Yan komşularım Macar... Üç arkadaş  eşleriyle birlikte gelmişler.. Kırklı  yaşlardalar..

Uyandığımda bana bakıyorlardı.. Uyurken izleniyormuşum, demek ki. .Selam
verdim.. Çağırdılar.. Aramızda 10 metre mesafe var.. Gittim..

“Yorgunsun galiba .. Gelir gelmez yatıp uyudun.” Dediler.

“Evet..çok” dedim.

 Masa dolu, ikram bol.. “Ne içersin ?” Diye sordular.. Soğuk bir soda istedim... 
Ne kadar iyi geldi..
Bana gösterilen bu ilgide yaş farkının önemi çok sanıyorum..

Biraz sohbet ettik..

“Bir duş almalıyım..” dedim.. Kalkıp duşa gittim.. Duşlar çok güzel.. Ilık suyun
altında uzun süre kaldım.. 

Uyku, soğuk soda ve duş.. Kendime geldim..

Akşam yine Macarlarla oturup yemek yedik.. Ben bu kadar sosyalleşmeye
dayanamam.. Bana fazla gelir.. Ama çok yakın konumda olmanın sonucu bu..
Gece yarısına kadar da konuştuk..

Türklerle kan bağlarının olduğuna inanıyorlar.. Ve bundan da çok hoşnutlar.. Israrla
kullandığımız benzer kelimeleri bulmaya çalışıyorlar.. Bir sürü de buluyorlar..

Kadınlar, en çok eşimin böyle bir yolculuk için bana nasıl izin verdiğini merak ediyorlar..
Evire çevire soruyorlar.. Kadınlar her yerde aynı..

Hepsi de çok iyi işlerde çalışan iyi eğitimli kişiler.. .Ne düşündüğünü bir bütün
olarak anlamak  için çok iyi dinliyorlar, çok iyi sorular soruyorlar..
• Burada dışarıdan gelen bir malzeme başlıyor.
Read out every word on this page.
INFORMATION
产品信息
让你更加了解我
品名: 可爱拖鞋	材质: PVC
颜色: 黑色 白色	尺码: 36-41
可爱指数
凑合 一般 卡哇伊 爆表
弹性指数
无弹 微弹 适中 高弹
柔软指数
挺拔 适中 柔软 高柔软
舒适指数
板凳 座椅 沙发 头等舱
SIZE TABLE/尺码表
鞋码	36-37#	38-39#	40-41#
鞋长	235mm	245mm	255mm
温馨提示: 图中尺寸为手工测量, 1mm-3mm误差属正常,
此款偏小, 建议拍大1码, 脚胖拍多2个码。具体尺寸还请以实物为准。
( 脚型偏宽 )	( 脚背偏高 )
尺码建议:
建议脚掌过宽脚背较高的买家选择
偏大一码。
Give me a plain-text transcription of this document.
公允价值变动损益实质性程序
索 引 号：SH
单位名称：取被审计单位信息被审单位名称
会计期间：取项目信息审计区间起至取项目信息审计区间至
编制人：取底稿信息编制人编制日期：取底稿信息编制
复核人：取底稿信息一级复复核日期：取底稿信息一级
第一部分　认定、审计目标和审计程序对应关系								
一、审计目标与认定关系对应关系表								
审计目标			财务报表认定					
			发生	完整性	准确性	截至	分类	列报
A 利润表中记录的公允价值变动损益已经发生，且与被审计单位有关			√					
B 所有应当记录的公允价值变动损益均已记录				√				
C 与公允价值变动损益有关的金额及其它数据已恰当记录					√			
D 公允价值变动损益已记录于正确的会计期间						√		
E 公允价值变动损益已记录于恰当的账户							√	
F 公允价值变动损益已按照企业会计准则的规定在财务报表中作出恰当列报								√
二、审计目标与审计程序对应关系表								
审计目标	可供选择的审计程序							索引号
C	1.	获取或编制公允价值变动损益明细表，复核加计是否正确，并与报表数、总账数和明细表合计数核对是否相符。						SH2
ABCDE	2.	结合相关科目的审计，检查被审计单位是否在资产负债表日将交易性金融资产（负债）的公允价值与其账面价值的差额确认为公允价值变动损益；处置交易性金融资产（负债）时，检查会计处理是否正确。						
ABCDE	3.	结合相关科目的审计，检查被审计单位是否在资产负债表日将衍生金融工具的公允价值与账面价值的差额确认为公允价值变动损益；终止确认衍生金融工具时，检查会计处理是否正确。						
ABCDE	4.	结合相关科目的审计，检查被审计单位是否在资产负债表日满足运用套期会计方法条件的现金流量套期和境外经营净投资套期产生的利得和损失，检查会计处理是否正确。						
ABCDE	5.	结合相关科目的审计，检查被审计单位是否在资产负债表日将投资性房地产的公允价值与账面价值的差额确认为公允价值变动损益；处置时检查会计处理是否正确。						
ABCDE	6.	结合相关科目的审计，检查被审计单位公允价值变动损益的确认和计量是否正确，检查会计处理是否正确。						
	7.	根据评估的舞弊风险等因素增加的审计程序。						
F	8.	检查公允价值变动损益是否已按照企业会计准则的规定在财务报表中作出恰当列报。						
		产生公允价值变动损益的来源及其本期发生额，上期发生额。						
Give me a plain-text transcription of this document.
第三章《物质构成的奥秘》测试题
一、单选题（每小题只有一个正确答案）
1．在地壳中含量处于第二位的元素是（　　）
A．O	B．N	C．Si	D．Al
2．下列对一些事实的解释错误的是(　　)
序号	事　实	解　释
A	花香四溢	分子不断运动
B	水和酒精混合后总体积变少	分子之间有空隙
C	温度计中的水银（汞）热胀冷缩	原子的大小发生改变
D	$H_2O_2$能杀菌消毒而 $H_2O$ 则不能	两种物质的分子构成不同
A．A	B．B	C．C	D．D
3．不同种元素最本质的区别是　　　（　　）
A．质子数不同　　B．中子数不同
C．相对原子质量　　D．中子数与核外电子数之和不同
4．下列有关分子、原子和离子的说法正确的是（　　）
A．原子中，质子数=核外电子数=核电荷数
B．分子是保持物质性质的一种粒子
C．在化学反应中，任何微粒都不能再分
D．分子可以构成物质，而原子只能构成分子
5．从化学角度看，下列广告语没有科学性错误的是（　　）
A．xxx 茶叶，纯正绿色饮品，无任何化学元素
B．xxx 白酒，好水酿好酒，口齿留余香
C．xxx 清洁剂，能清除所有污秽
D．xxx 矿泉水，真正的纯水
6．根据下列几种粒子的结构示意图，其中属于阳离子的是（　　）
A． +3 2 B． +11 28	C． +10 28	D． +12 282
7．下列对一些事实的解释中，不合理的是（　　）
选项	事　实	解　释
Düşüncelerimi bu kadar rahat bir ortamda daha önce açıkladığım hiç olmamıştı..
Kendime de şaşırdım.. Çok dinleyen ben, o akşam çok konuşan ben oldum..

Gece yarısı olunca ayrıldım.. Onlar burada tatildeler..  Ben sabah yolcuyum.. 

Konuşmaları düşünerek, çadırda uyumaya çalışırken hep bizde ne eksik diye sordum, durdum..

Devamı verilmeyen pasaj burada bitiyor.